75 Views Asked by At

I don't understand what is happening in the derivation of the log-likelihood of the dirichlet distribution as shown in this paper (page 5), from line 2 to 3 of the equations.


Formulation in the paper*

Given a set of multinomial data $\mathcal{D}=\{\mathbf{p}_1,\mathbf{p}_2,\cdots,\mathbf{p}_N,\}$ the author derives the log-likelihood of the dirichlet distribution with parameters $\alpha=\{\alpha_1,\alpha_2,\cdots,\alpha_q\}$ as follows

$$ \begin{align} F(\alpha)=\log\: p(\mathcal{D}|\alpha) &= \log\prod_{i=1}^{N}p(\mathbf{p}_i|\alpha)\\ &=\log\prod_{i=1}^{N}\frac{\Gamma(\sum_{k=1}^{q}\alpha_k)}{\prod_{k=1}^{q}\Gamma(\alpha_k)} \prod_{k=1}^{q}p_{ik}^{\alpha_k -1}\\ &=N\left(\log \Gamma (\sum_{k=1}^{q}\alpha_k) - \sum_{k=1}^{q} \log \Gamma(\alpha_k) +\sum_{k=1}^{q}(\alpha_k - 1) \log \hat{p}_k \right) \end{align} $$ with $\log\hat{p}_k=\frac{1}{N}\sum_{i=1}^{N}\log p_{ik}$.

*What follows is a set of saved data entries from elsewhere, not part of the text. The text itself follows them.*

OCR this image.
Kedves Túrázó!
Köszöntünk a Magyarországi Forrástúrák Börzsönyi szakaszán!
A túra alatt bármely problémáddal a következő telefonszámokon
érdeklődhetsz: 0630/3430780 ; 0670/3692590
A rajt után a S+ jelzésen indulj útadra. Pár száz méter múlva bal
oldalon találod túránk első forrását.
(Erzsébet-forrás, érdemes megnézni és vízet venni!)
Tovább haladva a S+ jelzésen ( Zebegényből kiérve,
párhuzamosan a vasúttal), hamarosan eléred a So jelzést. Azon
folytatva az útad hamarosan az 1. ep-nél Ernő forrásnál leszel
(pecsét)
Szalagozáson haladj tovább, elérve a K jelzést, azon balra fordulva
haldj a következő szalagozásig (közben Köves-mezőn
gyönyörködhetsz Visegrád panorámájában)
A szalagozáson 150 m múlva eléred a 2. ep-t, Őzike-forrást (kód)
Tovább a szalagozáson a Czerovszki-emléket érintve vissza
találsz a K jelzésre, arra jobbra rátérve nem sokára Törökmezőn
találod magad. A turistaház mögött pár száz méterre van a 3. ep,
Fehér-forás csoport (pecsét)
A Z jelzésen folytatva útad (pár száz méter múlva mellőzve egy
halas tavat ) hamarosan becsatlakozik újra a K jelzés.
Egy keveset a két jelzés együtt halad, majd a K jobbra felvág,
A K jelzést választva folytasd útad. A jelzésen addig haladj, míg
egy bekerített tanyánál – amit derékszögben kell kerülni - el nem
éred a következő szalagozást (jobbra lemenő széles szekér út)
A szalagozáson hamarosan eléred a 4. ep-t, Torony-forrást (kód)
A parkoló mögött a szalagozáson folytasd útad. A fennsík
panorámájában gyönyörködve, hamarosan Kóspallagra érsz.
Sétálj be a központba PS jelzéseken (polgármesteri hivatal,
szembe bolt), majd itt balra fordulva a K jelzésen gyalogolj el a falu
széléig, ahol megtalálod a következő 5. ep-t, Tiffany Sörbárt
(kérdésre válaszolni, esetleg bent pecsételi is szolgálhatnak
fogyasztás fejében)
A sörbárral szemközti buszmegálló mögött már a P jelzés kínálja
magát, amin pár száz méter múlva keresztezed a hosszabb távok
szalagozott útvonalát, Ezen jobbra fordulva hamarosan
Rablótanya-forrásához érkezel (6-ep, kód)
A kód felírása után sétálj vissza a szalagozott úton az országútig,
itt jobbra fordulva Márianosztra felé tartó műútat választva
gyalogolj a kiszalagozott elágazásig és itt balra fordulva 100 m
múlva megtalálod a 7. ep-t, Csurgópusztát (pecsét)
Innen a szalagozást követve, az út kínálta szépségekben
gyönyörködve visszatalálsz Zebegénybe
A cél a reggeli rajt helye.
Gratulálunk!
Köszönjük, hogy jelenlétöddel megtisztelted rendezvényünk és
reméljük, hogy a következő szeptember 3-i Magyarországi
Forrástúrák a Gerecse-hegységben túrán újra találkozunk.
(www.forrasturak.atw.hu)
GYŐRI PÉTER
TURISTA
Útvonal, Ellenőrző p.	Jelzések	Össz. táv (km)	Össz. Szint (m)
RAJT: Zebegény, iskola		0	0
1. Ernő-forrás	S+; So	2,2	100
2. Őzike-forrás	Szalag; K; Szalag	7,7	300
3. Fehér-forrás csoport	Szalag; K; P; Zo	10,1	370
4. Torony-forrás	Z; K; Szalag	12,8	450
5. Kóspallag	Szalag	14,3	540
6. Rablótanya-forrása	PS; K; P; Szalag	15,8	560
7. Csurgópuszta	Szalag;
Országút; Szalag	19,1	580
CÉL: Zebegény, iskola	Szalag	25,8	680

*: I added a definition for the $\alpha$ vector and added sub- and superscripts for the sums/products


I understand that the fraction and the exponentiation in line 2 are converted using the logarithmic identities for fractions and powers respectively.
What I don't understand however is how the $\log\prod_{i=1}^{N}$ at the beginning of line 2 changes merely into $N\cdot(...)$ in line 3. I would have expected the product over N to be converted into a sum.

Can someone explain to me what exactly was done to arrive at the equation in line 3?